During the last decade, an active line of research in proof complexity has been into the space complexity of proofs and how space is related to other measures. By now these aspects of resolution are fairly well understood, but many open problems remain for the related but stronger polynomial calculus (PC/PCR) proof system. For instance, the space complexity of many standard “benchmark formulas” is still open, as well as the relation of space to size and degree in PC/PCR.

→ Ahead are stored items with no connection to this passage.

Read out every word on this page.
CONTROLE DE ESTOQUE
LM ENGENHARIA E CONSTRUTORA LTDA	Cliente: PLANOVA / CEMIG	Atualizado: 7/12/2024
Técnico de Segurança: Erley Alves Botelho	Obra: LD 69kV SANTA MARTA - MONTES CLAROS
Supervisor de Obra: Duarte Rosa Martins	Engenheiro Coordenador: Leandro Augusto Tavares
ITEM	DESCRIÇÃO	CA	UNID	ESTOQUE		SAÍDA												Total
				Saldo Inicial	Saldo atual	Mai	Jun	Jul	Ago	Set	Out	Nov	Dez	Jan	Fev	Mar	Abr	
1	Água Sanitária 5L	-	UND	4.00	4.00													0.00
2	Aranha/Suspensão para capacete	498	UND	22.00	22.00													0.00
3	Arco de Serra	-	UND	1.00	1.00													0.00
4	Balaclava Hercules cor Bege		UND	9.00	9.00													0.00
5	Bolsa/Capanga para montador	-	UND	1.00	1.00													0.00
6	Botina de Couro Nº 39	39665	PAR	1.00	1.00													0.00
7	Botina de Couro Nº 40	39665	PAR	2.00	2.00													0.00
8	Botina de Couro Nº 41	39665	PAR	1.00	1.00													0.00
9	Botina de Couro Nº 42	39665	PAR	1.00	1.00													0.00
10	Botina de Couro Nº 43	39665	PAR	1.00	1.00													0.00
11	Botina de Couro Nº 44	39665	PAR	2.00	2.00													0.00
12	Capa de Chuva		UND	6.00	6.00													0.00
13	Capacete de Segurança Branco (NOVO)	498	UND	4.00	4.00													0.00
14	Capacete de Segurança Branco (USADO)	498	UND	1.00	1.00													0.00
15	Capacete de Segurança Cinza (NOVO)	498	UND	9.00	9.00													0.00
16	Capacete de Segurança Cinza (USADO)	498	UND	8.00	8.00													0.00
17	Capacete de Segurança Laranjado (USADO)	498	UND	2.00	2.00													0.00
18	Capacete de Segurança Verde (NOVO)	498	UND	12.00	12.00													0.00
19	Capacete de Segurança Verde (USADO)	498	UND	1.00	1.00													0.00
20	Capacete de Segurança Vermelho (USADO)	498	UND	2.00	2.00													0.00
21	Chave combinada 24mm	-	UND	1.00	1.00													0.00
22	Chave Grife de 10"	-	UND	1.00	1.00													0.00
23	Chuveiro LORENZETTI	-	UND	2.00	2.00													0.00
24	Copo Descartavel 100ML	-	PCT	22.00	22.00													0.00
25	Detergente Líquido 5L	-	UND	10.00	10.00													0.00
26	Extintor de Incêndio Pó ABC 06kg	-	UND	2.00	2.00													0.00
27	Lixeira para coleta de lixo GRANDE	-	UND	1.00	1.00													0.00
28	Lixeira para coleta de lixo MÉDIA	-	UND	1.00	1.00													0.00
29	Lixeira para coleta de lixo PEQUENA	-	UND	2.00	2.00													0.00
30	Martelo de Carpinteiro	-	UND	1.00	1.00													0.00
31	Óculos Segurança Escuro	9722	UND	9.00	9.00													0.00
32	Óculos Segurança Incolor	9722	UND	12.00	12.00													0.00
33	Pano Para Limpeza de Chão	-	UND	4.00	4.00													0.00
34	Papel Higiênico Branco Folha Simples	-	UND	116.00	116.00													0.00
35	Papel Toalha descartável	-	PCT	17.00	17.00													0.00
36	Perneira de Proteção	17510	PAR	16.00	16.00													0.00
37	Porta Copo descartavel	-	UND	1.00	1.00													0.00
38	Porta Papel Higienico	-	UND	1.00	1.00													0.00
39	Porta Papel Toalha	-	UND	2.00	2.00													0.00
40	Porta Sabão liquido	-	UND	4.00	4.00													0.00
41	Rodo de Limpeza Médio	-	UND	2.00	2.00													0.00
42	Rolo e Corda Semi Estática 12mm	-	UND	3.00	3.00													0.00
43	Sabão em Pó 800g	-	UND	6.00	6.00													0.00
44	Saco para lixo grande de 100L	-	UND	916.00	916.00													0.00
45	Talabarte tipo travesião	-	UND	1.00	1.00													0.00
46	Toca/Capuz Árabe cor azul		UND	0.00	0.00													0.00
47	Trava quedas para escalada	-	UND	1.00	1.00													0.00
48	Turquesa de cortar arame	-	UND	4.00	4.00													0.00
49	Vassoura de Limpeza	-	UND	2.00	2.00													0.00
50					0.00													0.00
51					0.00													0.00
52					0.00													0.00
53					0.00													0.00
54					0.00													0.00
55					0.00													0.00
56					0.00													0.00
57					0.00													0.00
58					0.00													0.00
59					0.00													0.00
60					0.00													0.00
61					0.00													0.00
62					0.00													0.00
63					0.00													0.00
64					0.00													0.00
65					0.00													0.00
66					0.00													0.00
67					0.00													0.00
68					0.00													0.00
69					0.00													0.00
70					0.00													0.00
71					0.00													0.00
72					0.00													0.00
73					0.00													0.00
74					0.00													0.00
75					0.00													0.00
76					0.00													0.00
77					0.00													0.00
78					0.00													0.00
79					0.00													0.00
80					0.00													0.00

We prove that if a formula requires large resolution width, then making XOR substitution yields a formula requiring large PCR space, providing some circumstantial evidence that degree might be a lower bound for space. More importantly, this immediately yields formulas that are very hard for space but very easy for size, exhibiting a size-space separation similar to what is known for resolution. Using related ideas, we show that if a graph has good expansion and in addition its edge set can be partitioned into short cycles, then the Tseitin formula over this graph requires large PCR space. In particular, Tseitin formulas over random 4-regular graphs almost surely require space at least $\Omega(\sqrt{n})$.
Our proofs use techniques recently introduced in [Bonacina-Galesi ’13]. Our final contribution, however, is to show that these techniques provably cannot yield non-constant space lower bounds for the functional pigeonhole principle, delineating the limitations of this framework and suggesting that we are still far from characterizing PC/PCR space.